Self-described ‘Lord’ Ali Khalil Abadi has breached a director’s disqualification order, according to sources, by being involved in the running of Atrium Investment Group (AIG), that targeted small businesses, including newsagents, in an alleged scam.

Under the arrangement, small businesses paid AIG – operating as Brookland Trading – £300 after being promised that they could appeal their business rates. 

However, in many instances, Brookland Trading failed to turn up to the appeal and refused to answer calls. Later, after the small businesses received rates relief from their local council, Brookland Trading demanded 25% of the savings for three years, often many thousands of pounds. The council’s decisions to hand out rates relief were unrelated to Brookland Trading. 

Describing the company, one former employee claimed: “They are simply con artists and should be closed down.”

Harry Singh Rai, owner of K&H News in Manchester, paid £900 to Brookland Trading. Despite not submitting evidence to the appeal, turning up to the appeal or answering Singh Rai’s calls, Brookland Trading invoiced the store owner for a further £900, before threatening legal action after he refused to pay.

Les Gilbert, from Chard Newsagents in Somerset, began warning others about Brookland Trading in July 2016 and has said he saved several retailers from being caught out by the company. 

“Brookland Trading were calling four-to-five times an hour at one point, that’s when I knew something wasn’t right. I published a blog about them and I’ve since had people call me asking for information, and others calling to say they had already been scammed,” he told Retail Express.

Abadi, now aged 33, was disqualified from acting as a director of a company for 10 years in 2011 for malpractice due to his involvement in 123 Finance and 3 Step Finance, a debt consolidation firm that was found to have misled customers before using company funds to pay off personal debts. 

However, in November 2016, Abadi’s partner, Mollie Stewart-Dodd, now aged 23, set up AIG. Despite it being Mollie’s name on the paperwork, one source told Retail Express that Abadi was “the one pulling the strings”. An ex-employee added: “There is no doubt that Ali Abadi was the head honcho.”    

By being involved in the management of the company, it seems Abadi may have breached his director’s disqualification order, which is a criminal offence and can lead to imprisonment for up to two years. 

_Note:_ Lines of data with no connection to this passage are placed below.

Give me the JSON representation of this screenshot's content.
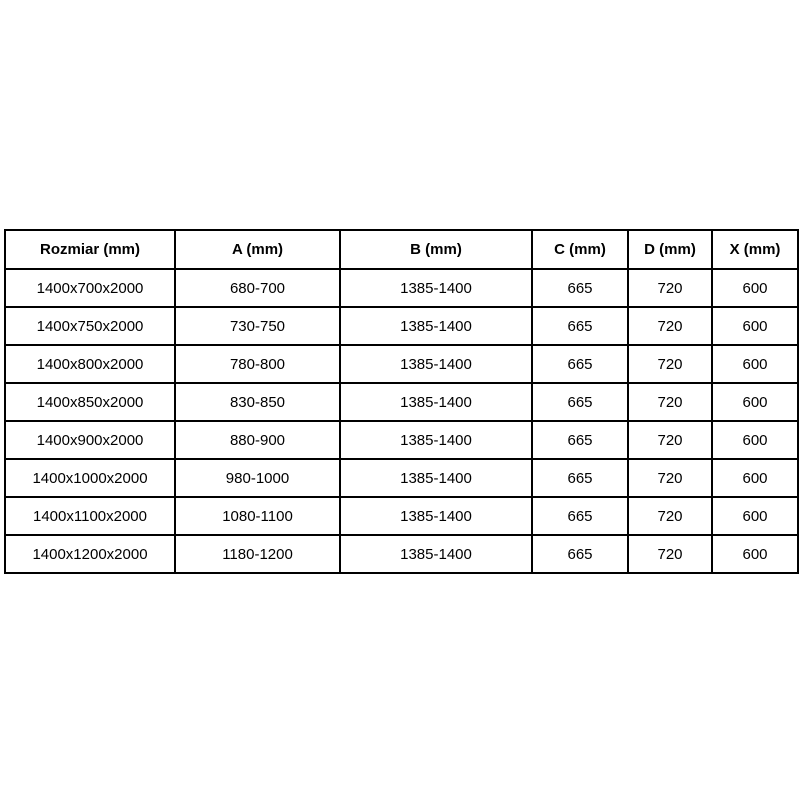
{
  "page": {
    "background_color": "#ffffff"
  },
  "table": {
    "border_color": "#000000",
    "text_color": "#000000",
    "headers": [
      "Rozmiar (mm)",
      "A (mm)",
      "B (mm)",
      "C (mm)",
      "D (mm)",
      "X (mm)"
    ],
    "rows": [
      [
        "1400x700x2000",
        "680-700",
        "1385-1400",
        "665",
        "720",
        "600"
      ],
      [
        "1400x750x2000",
        "730-750",
        "1385-1400",
        "665",
        "720",
        "600"
      ],
      [
        "1400x800x2000",
        "780-800",
        "1385-1400",
        "665",
        "720",
        "600"
      ],
      [
        "1400x850x2000",
        "830-850",
        "1385-1400",
        "665",
        "720",
        "600"
      ],
      [
        "1400x900x2000",
        "880-900",
        "1385-1400",
        "665",
        "720",
        "600"
      ],
      [
        "1400x1000x2000",
        "980-1000",
        "1385-1400",
        "665",
        "720",
        "600"
      ],
      [
        "1400x1100x2000",
        "1080-1100",
        "1385-1400",
        "665",
        "720",
        "600"
      ],
      [
        "1400x1200x2000",
        "1180-1200",
        "1385-1400",
        "665",
        "720",
        "600"
      ]
    ]
  },
  "chart_data": {
    "type": "table",
    "columns": [
      "Rozmiar (mm)",
      "A (mm)",
      "B (mm)",
      "C (mm)",
      "D (mm)",
      "X (mm)"
    ],
    "rows": [
      [
        "1400x700x2000",
        "680-700",
        "1385-1400",
        "665",
        "720",
        "600"
      ],
      [
        "1400x750x2000",
        "730-750",
        "1385-1400",
        "665",
        "720",
        "600"
      ],
      [
        "1400x800x2000",
        "780-800",
        "1385-1400",
        "665",
        "720",
        "600"
      ],
      [
        "1400x850x2000",
        "830-850",
        "1385-1400",
        "665",
        "720",
        "600"
      ],
      [
        "1400x900x2000",
        "880-900",
        "1385-1400",
        "665",
        "720",
        "600"
      ],
      [
        "1400x1000x2000",
        "980-1000",
        "1385-1400",
        "665",
        "720",
        "600"
      ],
      [
        "1400x1100x2000",
        "1080-1100",
        "1385-1400",
        "665",
        "720",
        "600"
      ],
      [
        "1400x1200x2000",
        "1180-1200",
        "1385-1400",
        "665",
        "720",
        "600"
      ]
    ]
  }
}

Retail Express understands that he has been reported to the Serious Fraud Office, and that at least one former customer is beginning civil proceedings against the business.

When asked to comment, ‘Lord’ Ali Khalil Abadi denied any involvement in Brookland Trading.

Gilbert warned retailers to “never say ‘yes’ over the phone, get details of agreements in writing and know that anyone can appeal their rates without using an agency.”